Aging baby boomers not a positive outlook for wine sales

Hey fellow boomers, the fortunes of the wine industry depend on us! Who knew?! Decanter.com says, the growth of the American wine sales might suffer as we retire.

Young wine drinkers in the U.S. will struggle to match the financial firepower of the retiring Baby Boomer generation in the next decade, potentially putting pressure on sales, researchers have warned.

California’s wine producers are hitting something of a sweet spot in 2014, with higher consumer demand and improved financial health flowing alongside strong, back-to-back harvests. There has also been investment in other regions, including Oregon and Washington, but analysts at Silicon Valley Bank believe tougher times lie ahead.

Sonoma vineyard in the morning mist.

Sonoma vineyard in the morning mist.

In their state of the industry report for 2014, the analysts warned of a coming lapse in consumer purchasing power as the wealthy Baby Boomer generation reaches retirement age.
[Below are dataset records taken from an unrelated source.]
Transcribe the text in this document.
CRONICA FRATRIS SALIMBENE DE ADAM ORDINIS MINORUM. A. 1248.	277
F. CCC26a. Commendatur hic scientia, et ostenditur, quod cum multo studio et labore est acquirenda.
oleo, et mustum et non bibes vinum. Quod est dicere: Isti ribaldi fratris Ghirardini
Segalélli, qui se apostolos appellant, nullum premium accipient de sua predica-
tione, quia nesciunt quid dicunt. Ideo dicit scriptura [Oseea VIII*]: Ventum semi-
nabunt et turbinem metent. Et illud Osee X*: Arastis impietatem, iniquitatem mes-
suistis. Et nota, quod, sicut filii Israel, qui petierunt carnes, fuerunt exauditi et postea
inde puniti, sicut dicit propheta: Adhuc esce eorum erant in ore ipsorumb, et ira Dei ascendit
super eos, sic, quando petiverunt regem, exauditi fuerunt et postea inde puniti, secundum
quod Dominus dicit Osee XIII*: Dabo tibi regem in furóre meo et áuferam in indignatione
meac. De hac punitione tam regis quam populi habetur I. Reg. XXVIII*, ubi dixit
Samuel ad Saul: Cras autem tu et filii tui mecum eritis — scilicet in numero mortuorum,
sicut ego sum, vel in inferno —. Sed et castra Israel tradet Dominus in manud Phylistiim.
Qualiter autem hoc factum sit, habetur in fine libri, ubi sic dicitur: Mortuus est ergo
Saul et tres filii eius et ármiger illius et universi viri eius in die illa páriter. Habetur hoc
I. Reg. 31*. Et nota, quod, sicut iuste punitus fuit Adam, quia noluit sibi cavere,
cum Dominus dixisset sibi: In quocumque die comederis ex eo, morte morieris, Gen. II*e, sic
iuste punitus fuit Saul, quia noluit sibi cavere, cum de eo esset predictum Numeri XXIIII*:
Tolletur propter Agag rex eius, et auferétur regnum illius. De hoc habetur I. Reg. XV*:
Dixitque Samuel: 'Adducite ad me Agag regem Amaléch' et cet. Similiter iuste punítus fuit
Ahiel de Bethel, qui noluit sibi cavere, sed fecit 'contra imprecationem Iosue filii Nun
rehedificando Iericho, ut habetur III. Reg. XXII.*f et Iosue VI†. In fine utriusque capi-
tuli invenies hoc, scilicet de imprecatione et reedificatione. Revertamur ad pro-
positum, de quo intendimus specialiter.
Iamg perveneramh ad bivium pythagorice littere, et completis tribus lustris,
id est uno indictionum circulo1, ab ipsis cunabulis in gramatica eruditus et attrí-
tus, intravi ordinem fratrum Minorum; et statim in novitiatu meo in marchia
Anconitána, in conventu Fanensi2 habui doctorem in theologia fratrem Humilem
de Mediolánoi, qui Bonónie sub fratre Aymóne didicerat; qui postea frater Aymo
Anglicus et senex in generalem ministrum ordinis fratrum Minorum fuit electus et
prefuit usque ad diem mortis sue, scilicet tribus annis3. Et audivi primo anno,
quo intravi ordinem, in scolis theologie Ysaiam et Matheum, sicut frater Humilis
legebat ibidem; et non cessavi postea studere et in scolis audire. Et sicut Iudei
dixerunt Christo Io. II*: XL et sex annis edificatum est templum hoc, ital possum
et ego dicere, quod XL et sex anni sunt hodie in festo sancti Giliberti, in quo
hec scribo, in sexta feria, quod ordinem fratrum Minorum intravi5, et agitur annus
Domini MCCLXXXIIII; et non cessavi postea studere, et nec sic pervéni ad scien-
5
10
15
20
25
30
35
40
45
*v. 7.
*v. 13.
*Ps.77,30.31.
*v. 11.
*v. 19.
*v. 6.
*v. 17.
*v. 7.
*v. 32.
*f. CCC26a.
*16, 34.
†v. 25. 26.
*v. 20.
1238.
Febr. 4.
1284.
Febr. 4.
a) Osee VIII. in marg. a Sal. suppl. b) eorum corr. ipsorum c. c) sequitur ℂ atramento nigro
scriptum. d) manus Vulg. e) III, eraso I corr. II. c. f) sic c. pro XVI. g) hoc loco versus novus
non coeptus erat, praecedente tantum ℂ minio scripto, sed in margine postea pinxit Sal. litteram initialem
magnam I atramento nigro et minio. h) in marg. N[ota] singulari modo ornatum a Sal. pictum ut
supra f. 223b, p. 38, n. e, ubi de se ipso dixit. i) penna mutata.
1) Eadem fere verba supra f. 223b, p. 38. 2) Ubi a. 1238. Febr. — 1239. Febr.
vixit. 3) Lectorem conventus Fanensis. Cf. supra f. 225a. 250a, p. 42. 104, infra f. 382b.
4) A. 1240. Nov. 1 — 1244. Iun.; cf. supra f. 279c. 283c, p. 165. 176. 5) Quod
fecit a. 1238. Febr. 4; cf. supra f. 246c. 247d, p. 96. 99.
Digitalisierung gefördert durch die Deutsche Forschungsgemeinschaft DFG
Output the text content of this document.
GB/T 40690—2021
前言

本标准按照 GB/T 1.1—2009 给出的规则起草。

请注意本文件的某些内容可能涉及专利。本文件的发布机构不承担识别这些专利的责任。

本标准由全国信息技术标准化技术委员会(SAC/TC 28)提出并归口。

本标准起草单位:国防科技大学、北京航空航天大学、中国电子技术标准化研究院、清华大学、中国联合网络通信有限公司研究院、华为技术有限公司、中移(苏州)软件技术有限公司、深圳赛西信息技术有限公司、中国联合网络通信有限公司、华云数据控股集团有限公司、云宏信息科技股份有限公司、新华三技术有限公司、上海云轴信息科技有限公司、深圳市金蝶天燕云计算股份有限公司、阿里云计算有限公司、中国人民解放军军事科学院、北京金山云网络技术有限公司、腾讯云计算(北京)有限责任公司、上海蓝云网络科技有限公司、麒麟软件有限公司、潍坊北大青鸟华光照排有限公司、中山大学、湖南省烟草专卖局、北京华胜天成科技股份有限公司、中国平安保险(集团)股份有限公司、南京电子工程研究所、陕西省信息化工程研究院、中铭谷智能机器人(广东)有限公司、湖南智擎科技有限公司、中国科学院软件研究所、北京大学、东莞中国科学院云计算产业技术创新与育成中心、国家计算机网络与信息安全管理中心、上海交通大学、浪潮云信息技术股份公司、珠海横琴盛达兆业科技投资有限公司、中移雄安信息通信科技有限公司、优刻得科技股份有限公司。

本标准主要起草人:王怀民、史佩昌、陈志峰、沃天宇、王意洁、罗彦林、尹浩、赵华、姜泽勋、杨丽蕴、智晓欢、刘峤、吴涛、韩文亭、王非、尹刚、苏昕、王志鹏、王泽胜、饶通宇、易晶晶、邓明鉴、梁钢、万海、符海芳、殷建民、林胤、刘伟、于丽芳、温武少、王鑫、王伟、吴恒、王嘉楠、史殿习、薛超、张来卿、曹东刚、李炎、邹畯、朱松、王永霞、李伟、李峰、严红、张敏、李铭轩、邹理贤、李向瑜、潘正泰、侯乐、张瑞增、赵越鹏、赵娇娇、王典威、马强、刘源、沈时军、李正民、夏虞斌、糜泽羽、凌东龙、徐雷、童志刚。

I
Baby Boomers aged between 48 and 65 account for 44 percent of U.S. wine sales and are retiring at a pace of 11,500 per day, the analysts said.

In 2013, total U.S. wine consumption rose by 1.9 percent to reach 318-million nine-liter cases, with a value of $28.9-billion, according to the U.S. Beverage Information Group’s 2013 Wine Handbook.

The Silicon Valley researchers believe a key pressure point will arrive within the next decade, and probably in around seven years.

They likened the situation to the retirement of the World War Two generation in the mid-to-late 1980s, and a concurrent drop in wine consumption in the U.S. until Baby Boomers picked up the slack in 1994 and propelled consumption to two decades of unparalleled growth.

Vineyard in Napa, California.

Vineyard in Napa, California.

Rob McMillan, founder of Silicon Valley Bank’s wine division, said there is now particular concern about the spending power of the youngest group of consumers— the so-called Millennials. They have long been courted by the wine trade, but are emerging from the U.S. recession to face the prospect of being worse-off in the future than their parents.

“Younger consumers from all reports are more engaged in wine than older generations,” McMillan told Decanter.com. “But, it’s not only the desire to consume wine that’s important, it’s the capacity to purchase wine.”

“Do the younger cohorts coming up have the same opportunity for wealth creation and income [as the Boomers]? The answer in my opinion is no. The economic headwinds that the younger generation faces are of a magnitude worse than they were for Boomers.”

In the short- to medium-term, a lot could depend on so-called Generation X, which sits between the Millennials and Boomers in an age range of 36 to 47. “Generation X is the growth cohort that is being overlooked by marketers.”